Maison de Lannion : En 1363, Briand de Lannion se signale à la prise de Nantes sur les Anglais par Bertrand Du Guesclin. Charles V, en récompense de sa belle conduite, le nomme gouverneur de Montfort et capitaine d'une compagnie d'ordonnance. Briand de Lannion eut de son mariage avec Marguerite de Cruguil un fils nommé Jean, qui épousa Anne de Languoes, qui lui donna un fils qui fut marié à Guyonne de Gresy. Celui-ci eut trois fils : Jean II, Olivier et Yves. Jean de Lannion avait épousé Hélène de Clisson de laquelle il eut un fils nommé François de Lannion, qui épousa Françoise Lots, qui lui donna François. François épousa Julienne Penard, de laquelle il eut deux fils  : Claude de Lannion et Jean, seigneur des Aubrais ou Aubray, époux d'Hélène de Pontcallec dont la branche est éteinte. Claude de Lannion épousa Renée de Quélen, dame du Vieux-Châtel, de laquelle il eut un fils nommé Pierre de Lannion qui épousa Renée d'Aradon. De ce mariage est issu Claude (deuxième du nom), comte de Lannion, baron du Vieux-Châtel, gouverneur des villes de Vannes, d'Auray et de Lannion en 1659. Il contribua à la fondation des Capucins de Lannion en 1633. Claude de Lannion épousa en premières noces Thérèse Huteau de Cadillac dont l'aîné des enfants fut Pierre qui épousa Echallard de la Mark, le second fils fut tué en 1704 au combat de Malaga, le troisième fils était abbé de Lannion, et six filles dont l'aînée épousa M. de Carcado et les cinq autres furent religieuses. Claude prit en secondes noces Jeanne Françoise de Belingan qui lui donna François Armel de Lannion. Pierre, comte de Lannion eut de son mariage avec Françoise Echallard de la Mark : Anne Bretagne de Lannion (colonel du régiment de Saintonge et brigadier des armées du roi), Jean Baptiste Pierre Joseph (chevalier de Malte et colonel du régiment de Lannion), Hyacinthe François (vicomte de Malestroit), Julie Françoise, épouse du marquis du Châtel (colonel de régiment) et Eléonore, chanoinesse (comtesse de Munstrehilshem). Anne Bretagne, comte de Lannion épousa Françoise de Mornay (fille unique de Louis, comte de Mont-Chavreil et lieutenant général des armées du roi, gouverneur des villes et château d'Aras) de laquelle il eut plusieurs enfants, lesquels ne furent succédés que par des filles, de sorte que le nom de Lannion se trouve éteint.
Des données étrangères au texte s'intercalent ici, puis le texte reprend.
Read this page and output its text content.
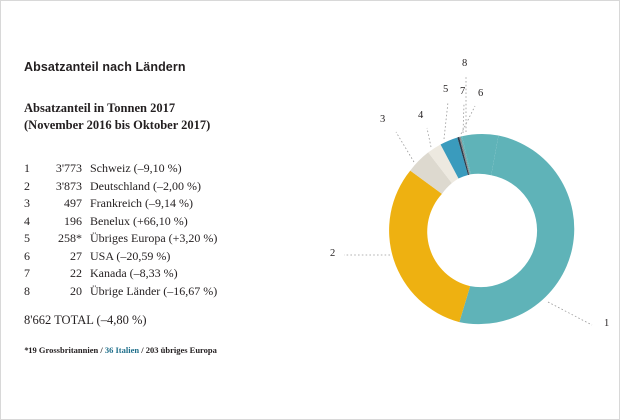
Absatzanteil nach Ländern
Absatzanteil in Tonnen 2017
(November 2016 bis Oktober 2017)
1	3'773 Schweiz (–9,10 %)
2	3'873 Deutschland (–2,00 %)
3	497 Frankreich (–9,14 %)
4	196 Benelux (+66,10 %)
5	258* Übriges Europa (+3,20 %)
6	27 USA (–20,59 %)
7	22 Kanada (–8,33 %)
8	20 Übrige Länder (–16,67 %)
8'662 TOTAL (–4,80 %)
*19 Grossbritannien / 36 Italien / 203 übriges Europa
1
2
3	4
5	6
7
8
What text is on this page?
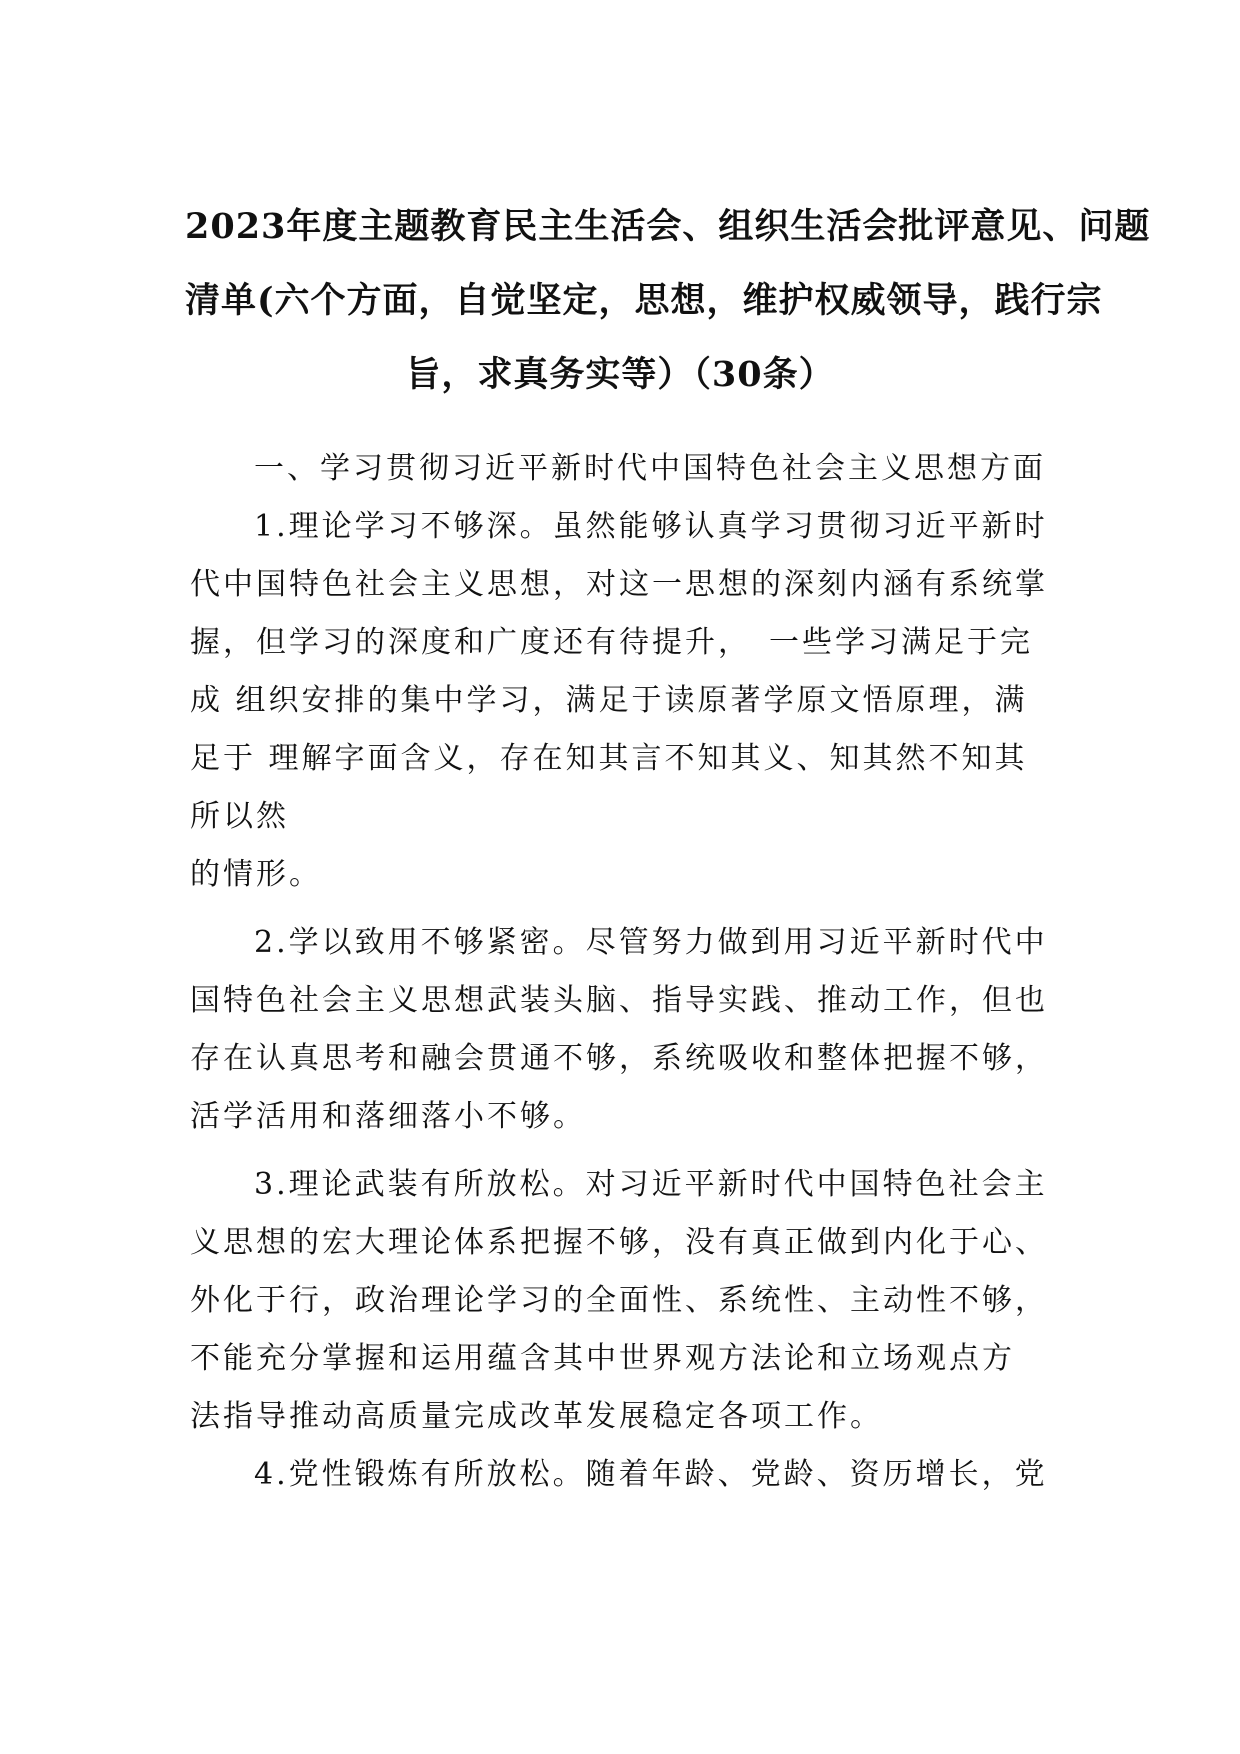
2023年度主题教育民主生活会、组织生活会批评意见、问题
清单(六个方面，自觉坚定，思想，维护权威领导，践行宗
旨，求真务实等）（30条）
一、学习贯彻习近平新时代中国特色社会主义思想方面
1.理论学习不够深。虽然能够认真学习贯彻习近平新时
代中国特色社会主义思想，对这一思想的深刻内涵有系统掌
握，但学习的深度和广度还有待提升，　一些学习满足于完
成 组织安排的集中学习，满足于读原著学原文悟原理，满
足于 理解字面含义，存在知其言不知其义、知其然不知其
所以然
的情形。
2.学以致用不够紧密。尽管努力做到用习近平新时代中
国特色社会主义思想武装头脑、指导实践、推动工作，但也
存在认真思考和融会贯通不够，系统吸收和整体把握不够，
活学活用和落细落小不够。
3.理论武装有所放松。对习近平新时代中国特色社会主
义思想的宏大理论体系把握不够，没有真正做到内化于心、
外化于行，政治理论学习的全面性、系统性、主动性不够，
不能充分掌握和运用蕴含其中世界观方法论和立场观点方
法指导推动高质量完成改革发展稳定各项工作。
4.党性锻炼有所放松。随着年龄、党龄、资历增长，党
La seigneurie de Launay Nevet ou Launay-Brélévenez était au sieur marquis de Nevet. Elle s'étendait sur Brélévenez-Le Rusquet et sur Trégastel. Elle possèdait une haute justice avec patibulaire à quatre piliers, se dressant au bord du chemin qui mène de Lannion à Tréguier. Propriété successive des familles Névet (Jean Névet, décédé avant 1652, et son épouse Bonaventure du Liscoët) et Henry en 1681. Propriété en 1767 de Marie Thérèse Josèphe Corentine de Névet (fille de Malo, marquis de Névet, et veuve de Jean Antoine François de Franquetot, comte de Coigny) et en 1786 de Céleste Félicité Baude de Saint-Père (épouse de Pierre Marie Fidèle de Boisgelin, seigneur de Kersa).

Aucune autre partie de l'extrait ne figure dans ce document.